The opinion was mixed, with one expert, Brian Vellmure, Founder, Initium LLC/Innovantage International, splitting the difference suggesting one, or two, databases should be determined on a case-by-case basis, even though he did suggest there needed to be some way to merge all data for the ability to perform end-to-end data analysis.
Lou said a CRM implementation strategy should include integrating the Marketing and Sales databases if those are not already in sync, but the next stage would be to integrate the accounting and financial data into that overarching database as well.
With this total insight into the individual customer, if a database record changes for any reason at any point in the customer lifecycle – as a database prospect, after the handoff to Sales as a qualified lead, or at the account level post-conversion to a customer – the database everyone is using contains the correct information.
This means Marketing and Sales continuing efforts in up-selling, cross-selling and ongoing brand awareness understand, and can react to, changes in that customer’s status – maybe their phone number, job title or possibly even company changed over time.
The cloud and big data
As a marketer you might be thinking, “Oh man, first I have to get aligned with Sales and get all of us playing in the same data sandbox, and now I have to think about adding Finance to the mix?”
Lou suggested any CRM implementation strategy should be handled incrementally, and there’s no need to “boil the ocean” and try to do everything at once. At the same time, there needs to be an overall plan for the implementation.
He said, “If you think it through from a process level:
- What are we trying to do?
- What can we improve on?
- What feedback have we heard from these customers?
- How can improve the way we work with those customers and prospects?
- What are the data elements that we are going to need to do that and then have an actionable, prioritized plan?”
The implementation should be based on an overarching plan, and he said to avoid being so tactical that urgent problems get fixed without a framework in place for the entire process.
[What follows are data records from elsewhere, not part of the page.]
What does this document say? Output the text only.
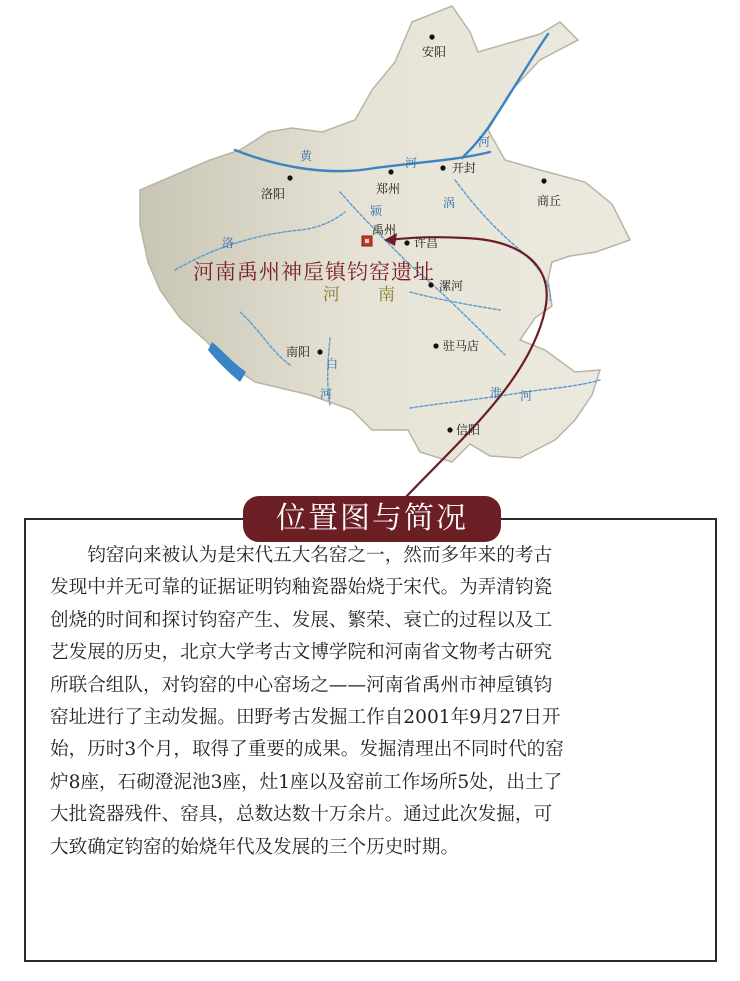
安阳
开封
郑州
洛阳	商丘
禹州
许昌
漯河
南阳	驻马店
信阳
黄	河
河
颍
涡
洛
白
河	淮 河
河南禹州神垕镇钧窑遗址
河 南
位置图与简况

　　钧窑向来被认为是宋代五大名窑之一，然而多年来的考古
发现中并无可靠的证据证明钧釉瓷器始烧于宋代。为弄清钧瓷
创烧的时间和探讨钧窑产生、发展、繁荣、衰亡的过程以及工
艺发展的历史，北京大学考古文博学院和河南省文物考古研究
所联合组队，对钧窑的中心窑场之——河南省禹州市神垕镇钧
窑址进行了主动发掘。田野考古发掘工作自2001年9月27日开
始，历时3个月，取得了重要的成果。发掘清理出不同时代的窑
炉8座，石砌澄泥池3座，灶1座以及窑前工作场所5处，出土了
大批瓷器残件、窑具，总数达数十万余片。通过此次发掘，可
大致确定钧窑的始烧年代及发展的三个历史时期。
From a data perspective, one relatively new technological solution is out there.
“One factor that is impacting the market for adopting this kind of strategy is the rampant growth of cloud services,” Lou said.
He added the cloud provides the ability to link data from sources ranging from sales and marketing automation technology, call center systems and even accounting and finance.
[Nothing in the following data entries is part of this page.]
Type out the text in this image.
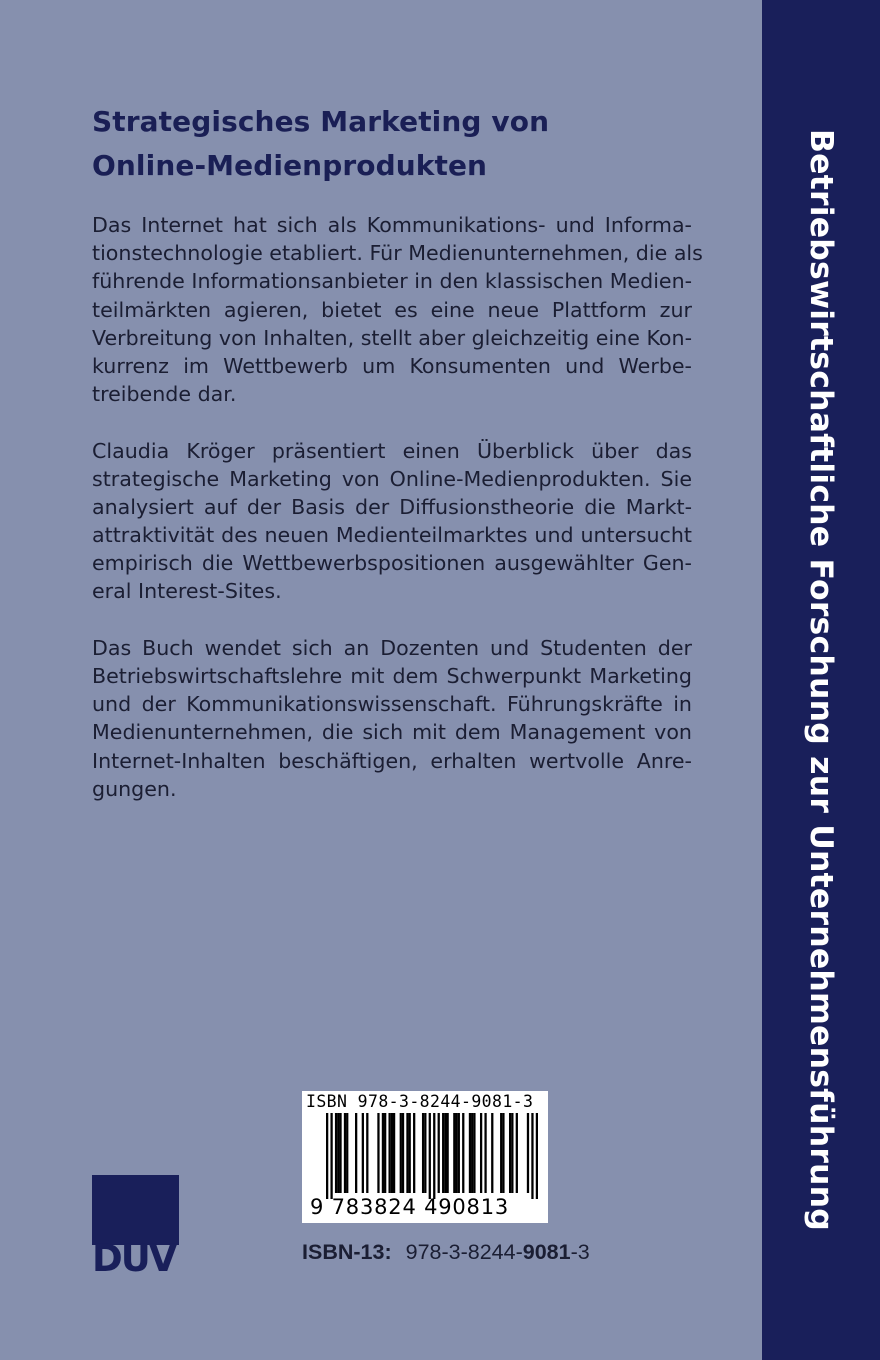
Betriebswirtschaftliche Forschung zur Unternehmensführung
Strategisches Marketing von
Online-Medienprodukten
Das Internet hat sich als Kommunikations- und Informa-
tionstechnologie etabliert. Für Medienunternehmen, die als
führende Informationsanbieter in den klassischen Medien-
teilmärkten agieren, bietet es eine neue Plattform zur
Verbreitung von Inhalten, stellt aber gleichzeitig eine Kon-
kurrenz im Wettbewerb um Konsumenten und Werbe-
treibende dar.
Claudia Kröger präsentiert einen Überblick über das
strategische Marketing von Online-Medienprodukten. Sie
analysiert auf der Basis der Diffusionstheorie die Markt-
attraktivität des neuen Medienteilmarktes und untersucht
empirisch die Wettbewerbspositionen ausgewählter Gen-
eral Interest-Sites.
Das Buch wendet sich an Dozenten und Studenten der
Betriebswirtschaftslehre mit dem Schwerpunkt Marketing
und der Kommunikationswissenschaft. Führungskräfte in
Medienunternehmen, die sich mit dem Management von
Internet-Inhalten beschäftigen, erhalten wertvolle Anre-
gungen.
ISBN 978-3-8244-9081-3
9 783824 490813
DUV	ISBN-13: 978-3-8244-9081-3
Lou said one school of thought regarding another hot term right now – big data – is the idea of “give me every bleeping piece of data under the sun, and I will have smart algorithms that will figure out where to get some patterns.”
“I think that’s great for IBM,” he explained. “What I am about is relevant data sets. What are the types of data that you would want that can be reasonably well parsed through and used by organizations.”
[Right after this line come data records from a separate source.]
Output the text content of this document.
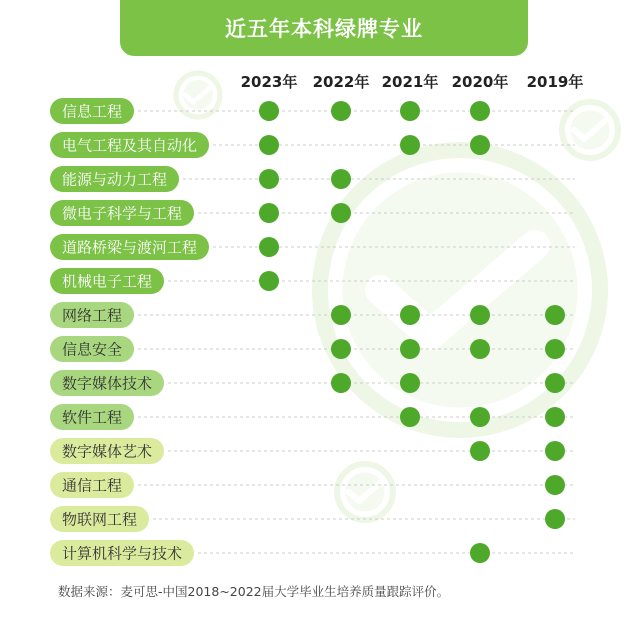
近五年本科绿牌专业
2023年 2022年 2021年 2020年 2019年
信息工程
电气工程及其自动化
能源与动力工程
微电子科学与工程
道路桥梁与渡河工程
机械电子工程
网络工程
信息安全
数字媒体技术
软件工程
数字媒体艺术
通信工程
物联网工程
计算机科学与技术
数据来源：麦可思-中国2018~2022届大学毕业生培养质量跟踪评价。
He added big data is about finding patterns in unstructured data that will be helpful to the business, and marketers probably know what data they want for better access into customer insights. The challenge is managing big data in a coordinated way.
“Maybe I am not about ‘big data’ in the classic sense, but more [about] relevant use of bigger data, not vast data,” Lou explained.
Brian Vellmure, the advocate of allowing corporate culture to determine the database strategy, provided another perspective on actually handling big data for marketers:
Big data will allow us to obviously understand our customers better.
If we can understand who they are, who they are interacting with, where they go, what they are interested in beyond our products and service offering, and what their normal day in a life is, then obviously, we have a potential to bring them the right message at the right time.
It is not intrusive. It is not annoying, and it also allows us to find patterns that we didn’t even know to look for before.